For Eric, the nova phenomenon had been different. He was already in college at UCLA when the Galatea fell and N-Day hit. For him and his peers, novas were new and exciting. Two years later, of course, he'd become one. His parents were cautiously excited, overjoyed that he'd survived his wilderness ordeal. Rebecca was horrified, convinced that he'd bought his mortal life at the cost of his immortal soul.

Jesus H. God, Rebecca. Hutton snickered. He'd invented that expression as a teenager just to get on his sister's nerves; double the blasphemy, double the fun. Now it was old habit. Of course, being a walking, talking antichrist (little c; yes, there's a difference) kind of took the fun out of a little name-taking-in-vain. Still, he imagined that Becca would hold each and every utterance against him, whether she heard them or not.

Hutton slid the car into the valet spot at Star Lord's and climbed out. The valet looked sober and coordinated enough so Hutton let him have the car. It wasn't high-end by L.A. standards and positively quaint for the rich and famous but he liked it. He gave the paps an easy smile as he walked in, cameras clicking away. He was a nova with a public profession, it was a public place and he was associated with recent news, so by L.A. rules he was fair game. He ignored most of the shouted remarks and questions, until one caught his ear:

"Mr. Hutton, is it true that you've been offered a place in the Portman administration?" This from a young man shooting video with an op-phone.

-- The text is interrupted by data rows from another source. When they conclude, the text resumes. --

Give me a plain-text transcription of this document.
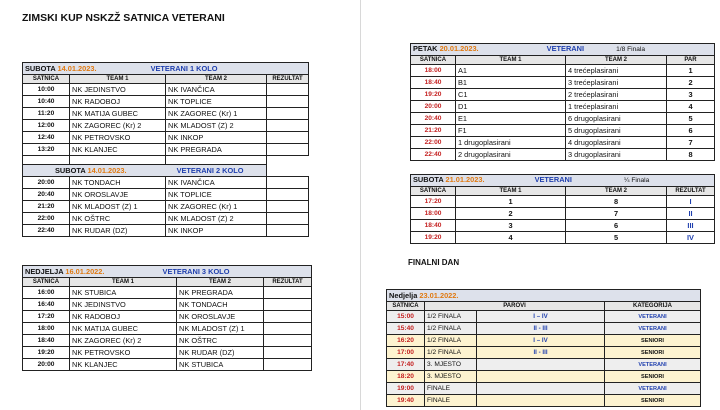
ZIMSKI KUP NSKZŽ SATNICA VETERANI
SUBOTA 14.01.2023. VETERANI 1 KOLO			
SATNICA	TEAM 1	TEAM 2	REZULTAT
10:00	NK JEDINSTVO	NK IVANČICA	
10:40	NK RADOBOJ	NK TOPLICE	
11:20	NK MATIJA GUBEC	NK ZAGOREC (Kr) 1	
12:00	NK ZAGOREC (Kr) 2	NK MLADOST (Z) 2	
12:40	NK PETROVSKO	NK INKOP	
13:20	NK KLANJEC	NK PREGRADA	

SUBOTA 14.01.2023. VETERANI 2 KOLO			
20:00	NK TONDACH	NK IVANČICA	
20:40	NK OROSLAVJE	NK TOPLICE	
21:20	NK MLADOST (Z) 1	NK ZAGOREC (Kr) 1	
22:00	NK OŠTRC	NK MLADOST (Z) 2	
22:40	NK RUDAR (DZ)	NK INKOP	
NEDJELJA 16.01.2022. VETERANI 3 KOLO			
SATNICA	TEAM 1	TEAM 2	REZULTAT
16:00	NK STUBICA	NK PREGRADA	
16:40	NK JEDINSTVO	NK TONDACH	
17:20	NK RADOBOJ	NK OROSLAVJE	
18:00	NK MATIJA GUBEC	NK MLADOST (Z) 1	
18:40	NK ZAGOREC (Kr) 2	NK OŠTRC	
19:20	NK PETROVSKO	NK RUDAR (DZ)	
20:00	NK KLANJEC	NK STUBICA	
PETAK 20.01.2023. VETERANI 1/8 Finala			
SATNICA	TEAM 1	TEAM 2	PAR
18:00	A1	4 trećeplasirani	1
18:40	B1	3 trećeplasirani	2
19:20	C1	2 trećeplasirani	3
20:00	D1	1 trećeplasirani	4
20:40	E1	6 drugoplasirani	5
21:20	F1	5 drugoplasirani	6
22:00	1 drugoplasirani	4 drugoplasirani	7
22:40	2 drugoplasirani	3 drugoplasirani	8
SUBOTA 21.01.2023. VETERANI ¼ Finala			
SATNICA	TEAM 1	TEAM 2	REZULTAT
17:20	1	8	I
18:00	2	7	II
18:40	3	6	III
19:20	4	5	IV
FINALNI DAN
Nedjelja 23.01.2022.			
SATNICA	PAROVI		KATEGORIJA
15:00	1/2 FINALA	I – IV	VETERANI
15:40	1/2 FINALA	II - III	VETERANI
16:20	1/2 FINALA	I – IV	SENIORI
17:00	1/2 FINALA	II - III	SENIORI
17:40	3. MJESTO		VETERANI
18:20	3. MJESTO		SENIORI
19:00	FINALE		VETERANI
19:40	FINALE		SENIORI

What the hell? He turned to face the questioner. "Excuse me?"

"There's a rumor going around that you're in line for a job with the Portman administration, DHS, FBI, Justice, something along those lines."

Best to nip this in the bud right now, I guess. Hutton felt the tingle of a small amount of quantum from the space behind his eyes, modulating his voice and expression and shaping his words for maximum impact. "It's the first I've heard of it. Look, first of all, I don't have any experience in government administration or the career gravitas for that kind of position. Second, while we're both novas, I've never even met President Portman and we differ on a number of policy issues I'm not going to go into. It's really unlikely he'd even want me for a job. It's just an empty rumor. Okay, guys?" Hutton got a general murmur of assent and went on inside.